Wo war ich beim letzen Mal? Achja, beim Essen. So, unser nächster Stop sollte nun nach einer Nacht am See Westport sein. Westport allerdings ist eine nicht sonderlich ansehnliche Stadt und wir fahren weiter Richtung Charlston. Das ist gar keine Stadt. Sondern ein stück Strasse mit einem Pub und das Hostel, in dem wir schlafen wollten hat zu. Durch Zufall entdecken wir die Möglichkeit auf einer Farm zu nächtigen und greifen natürlich bei der Gelegenheit zu. Don, unser Gastgeber für die Nacht, ist Imker und verdient seine Brötchen demzufolge mit Honig. Er ist ein uriger Vogel und wir sehen nicht sonderlich viel von ihm. Er hat einen netten Hund, der auf den sinnvollen Namen "Dog" hört. Die Nacht ist bitterkalt im ungeheizten Zimmer aber wenigstens gabs mal wieder ein richtiges Abendessen nicht vom Campingkocher.

So in etwa war unsere Planung...
Am nächsten Tag geht es weiter entlang der Küste ín Richtung Pancake Rocks. Die Felsen hier heißen so, das sie über die Jahre nett gestapelt wurden und sich beim Anblick unweigerlich der Gedanke an Pfannkuchen aufdrängt. Irgendwie habe ich schon wieder Hunger.

Egal. Dort angekommen machen wir beim Erkunden der Rocks einen kleinen Fehler, besser - ich mache den Fehler und lasse das Licht an. Jetzt ist die Batterie leer und wir brauchen Hilfe. Paul, der nette Koch des einzigen Cafés weit und breit versucht zu überbrücken aber es will einfach nicht klappen. Naja ein netter Junger Mann aus einer Werkstatt in Greymouth haucht unserem Sepp wieder Leben ein und die Reise geht weiter nach Hokitika. Dort soll es vor Greenstone (Jade) nur so wimmeln und wir verbringen die Nacht im "Birdsong" Hostel. Ein super netter Laden mit sehr angenehmen Flair. Nach einem leckeren Chilli Abendessen sitzen wir noch vor dem Kamin und planen ein wenig unsere weitere Route.
Den Morgen darauf unternehmen wir erstmal einen Stadtbummel, bestaunen Greenstone und frühstücken in einem kleinen Café. Danach machen wir uns auf in Richtung Gletscher. Nummer eins auf der Liste ist Franz Josef. Wir erkunden mit einem kleinen Walk den großen Eisklotz und beschliessen zum Fox Gletscher zu fahren. Dort buchen wir uns beide für den nächsten Tag eine Tour. Jessi läuft zu Fuß auf dem Gletscher rum und ich lasse mich per Heli einfliegen. Den Abend verbringen wir am nur 20km entfernten Strand mit Blick auf die Southern Alps von NZ.

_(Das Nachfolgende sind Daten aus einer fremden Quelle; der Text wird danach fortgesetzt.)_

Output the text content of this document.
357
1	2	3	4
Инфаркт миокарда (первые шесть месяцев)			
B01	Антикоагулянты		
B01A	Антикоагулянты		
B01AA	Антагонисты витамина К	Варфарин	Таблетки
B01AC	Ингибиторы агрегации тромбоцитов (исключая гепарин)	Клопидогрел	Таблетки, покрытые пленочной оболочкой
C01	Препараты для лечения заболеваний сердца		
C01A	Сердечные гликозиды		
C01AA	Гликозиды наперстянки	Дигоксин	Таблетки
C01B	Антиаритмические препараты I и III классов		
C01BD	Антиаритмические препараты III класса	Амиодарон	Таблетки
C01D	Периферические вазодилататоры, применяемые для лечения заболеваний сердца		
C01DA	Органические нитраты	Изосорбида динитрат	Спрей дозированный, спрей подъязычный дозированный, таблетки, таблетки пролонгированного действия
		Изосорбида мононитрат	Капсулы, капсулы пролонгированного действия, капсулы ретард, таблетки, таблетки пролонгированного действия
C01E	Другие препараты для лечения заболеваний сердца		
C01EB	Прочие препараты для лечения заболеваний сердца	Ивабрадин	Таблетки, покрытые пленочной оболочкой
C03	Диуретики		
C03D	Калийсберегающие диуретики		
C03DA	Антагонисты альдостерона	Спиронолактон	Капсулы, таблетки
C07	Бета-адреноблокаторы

Wir müssen früh raus um unsere Touren rechtzeitig zu erreichen. Reichlich verrschlafen trennen sich für die nächsten Stunden unsere Wege und jeder wird seinen Guides vorgestellt. Bei mir ist bis kurz vorher nicht klar ob es überhaupt klappt, weil das Wetter ein wenig regnerisch ist. Klappt aber doch. Am Ende kann ich Eishöhlen inmitten eines Gletschers bestaunen und lasse mich wie ein VIP durch die Gegend fliegen. Hat schon was, das muss ich zugeben.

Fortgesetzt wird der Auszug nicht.